How Rhode Island Compares – National and State Fiscal and Economic Trends

RIPEC’s publication “How Rhode Island Compares, National and State Fiscal and Economic Trends” examines the current state and national fiscal condition and compares Rhode Island to the other states. It also provides an overview of some economic indicators, including unemployment, personal income, energy and housing.  To put the data in a historic context, the appendix includes data on various revenue and expenditure categories, based on the United States Census Bureau, Government Finance, FY 2006 and FY 1996 data.

While Congress has reacted to the recent financial turmoil by putting together a bailout package with the intention of stabilizing the economy, the events on Wall Street has had, and will continue to have, an impact on state and local economies and governments.  As the Center on Budget and Policy Priorities recently reported, new shortfalls have opened up in the budgets of at least 15 states with initial estimates of these mid-year gaps totaling $5.9 billion. This new round of shortfalls is in addition to the budget gaps of $48 billion that had to be closed in 29 states in their FY 2009 budgets, adopted a few months ago.
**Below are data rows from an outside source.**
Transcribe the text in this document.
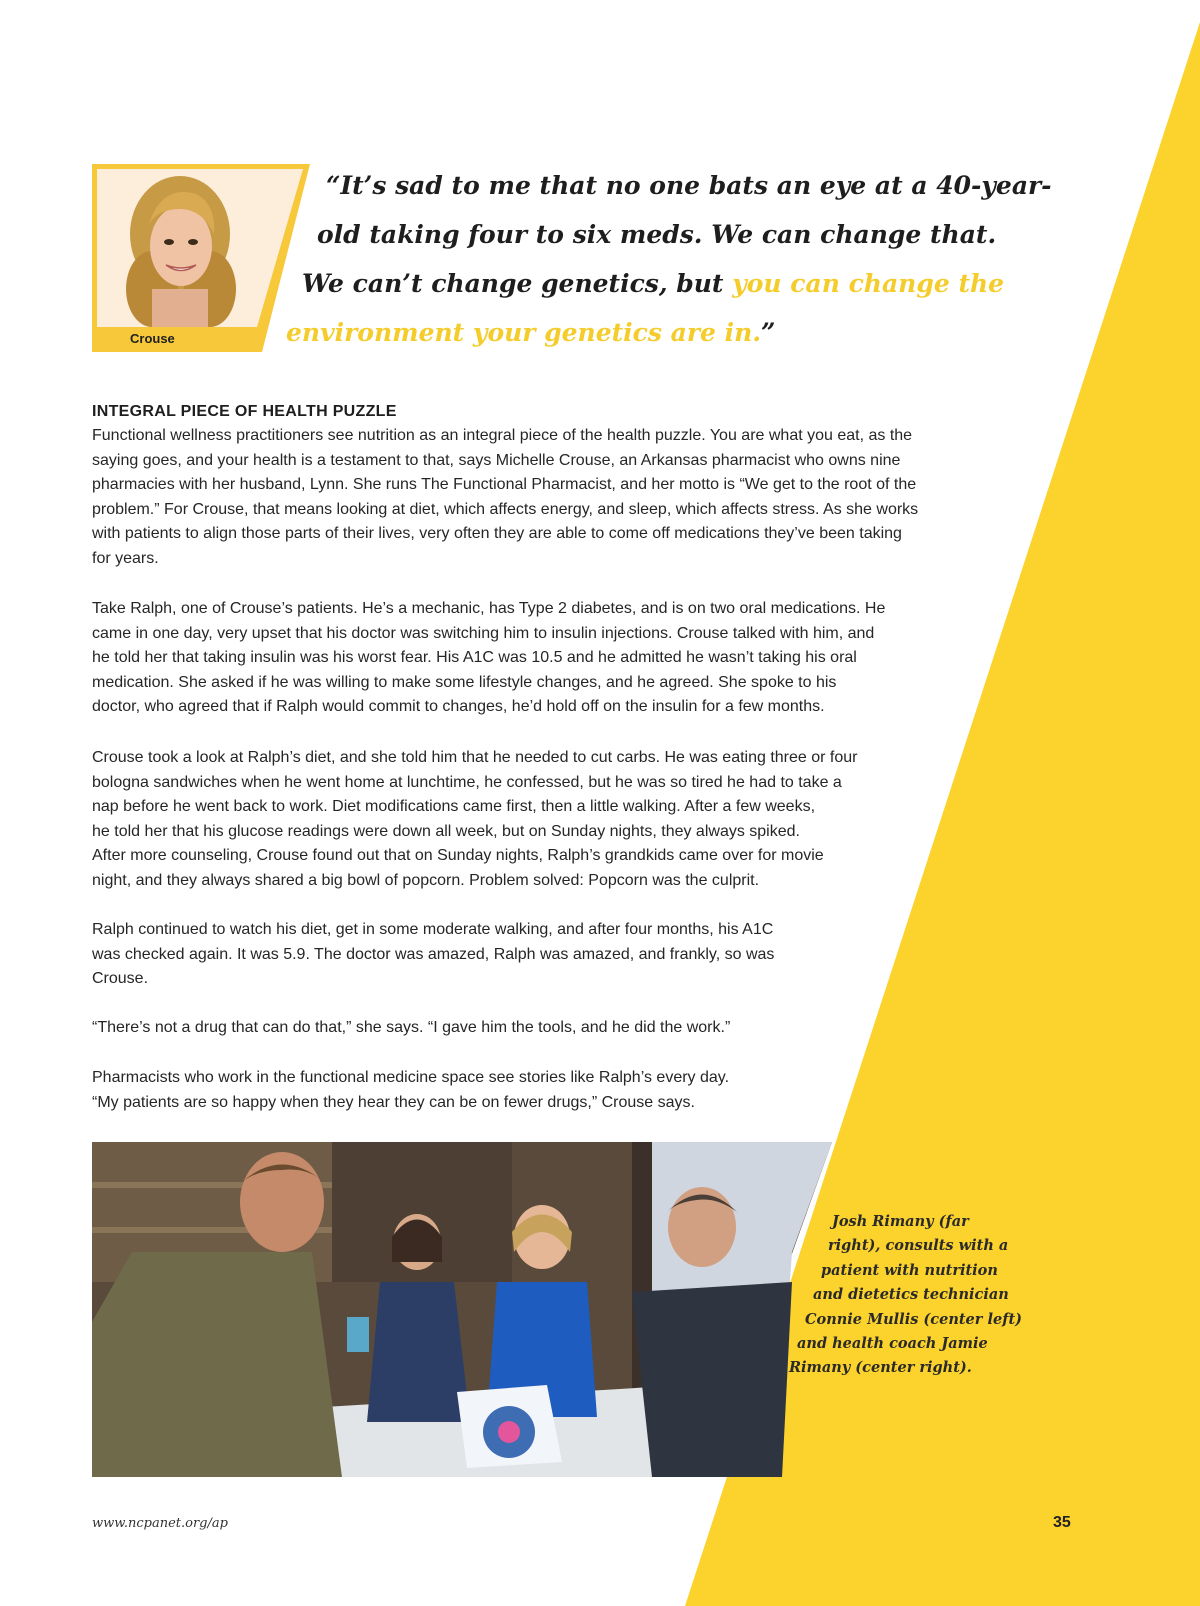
Crouse
“It’s sad to me that no one bats an eye at a 40-year-
old taking four to six meds. We can change that.
We can’t change genetics, but you can change the
environment your genetics are in.”
INTEGRAL PIECE OF HEALTH PUZZLE
Functional wellness practitioners see nutrition as an integral piece of the health puzzle. You are what you eat, as the
saying goes, and your health is a testament to that, says Michelle Crouse, an Arkansas pharmacist who owns nine
pharmacies with her husband, Lynn. She runs The Functional Pharmacist, and her motto is “We get to the root of the
problem.” For Crouse, that means looking at diet, which affects energy, and sleep, which affects stress. As she works
with patients to align those parts of their lives, very often they are able to come off medications they’ve been taking
for years.
Take Ralph, one of Crouse’s patients. He’s a mechanic, has Type 2 diabetes, and is on two oral medications. He
came in one day, very upset that his doctor was switching him to insulin injections. Crouse talked with him, and
he told her that taking insulin was his worst fear. His A1C was 10.5 and he admitted he wasn’t taking his oral
medication. She asked if he was willing to make some lifestyle changes, and he agreed. She spoke to his
doctor, who agreed that if Ralph would commit to changes, he’d hold off on the insulin for a few months.
Crouse took a look at Ralph’s diet, and she told him that he needed to cut carbs. He was eating three or four
bologna sandwiches when he went home at lunchtime, he confessed, but he was so tired he had to take a
nap before he went back to work. Diet modifications came first, then a little walking. After a few weeks,
he told her that his glucose readings were down all week, but on Sunday nights, they always spiked.
After more counseling, Crouse found out that on Sunday nights, Ralph’s grandkids came over for movie
night, and they always shared a big bowl of popcorn. Problem solved: Popcorn was the culprit.
Ralph continued to watch his diet, get in some moderate walking, and after four months, his A1C
was checked again. It was 5.9. The doctor was amazed, Ralph was amazed, and frankly, so was
Crouse.
“There’s not a drug that can do that,” she says. “I gave him the tools, and he did the work.”
Pharmacists who work in the functional medicine space see stories like Ralph’s every day.
“My patients are so happy when they hear they can be on fewer drugs,” Crouse says.
Josh Rimany (far
right), consults with a
patient with nutrition
and dietetics technician
Connie Mullis (center left)
and health coach Jamie
Rimany (center right).
www.ncpanet.org/ap	35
Rhode Island is a state that has been particularly hard-hit by the current economic downturn. The housing crisis and the rate of foreclosures had a negative impact on Rhode Island’s economy.  Rhode Islanders’ use of sub-prime mortgages caused the state to have the highest number of foreclosures in New England. In addition, the unemployment rate in Rhode Island of 8.5 percent in August of 2008 is the second highest in the country.  Increasing the fiscal strain on states are expenditure pressures such as increasing demands for programs such as Medicaid and states deal with looming long-term issues such as funding pensions, demographic shifts, and maintenance and repair of infrastructure.

Data released by the House Fiscal Advisory Staff show that revenues in the first quarter of FY 2009 are $33.1 million below House Fiscal Staff estimates for that period, almost half of which is due to lower-than-expected personal income tax collections.  Coupled with the preliminary $33.7 million closing deficit for FY 2008 and an estimated $10.0 million settlement payment for the Station nightclub settlement, the state already faces an estimated $76.8 million current-year shortfall.

Rhode Island continues to face difficult policy choices.  Economic data show that the state currently is in a recession.  As a result, declining tax revenues and increasing public need will continue to put additional pressure on state and local finances.  RIPEC believes that the path the state takes to address these issues is of critical importance in order to establish the basic functions of state and local government in a realistic and affordable manner.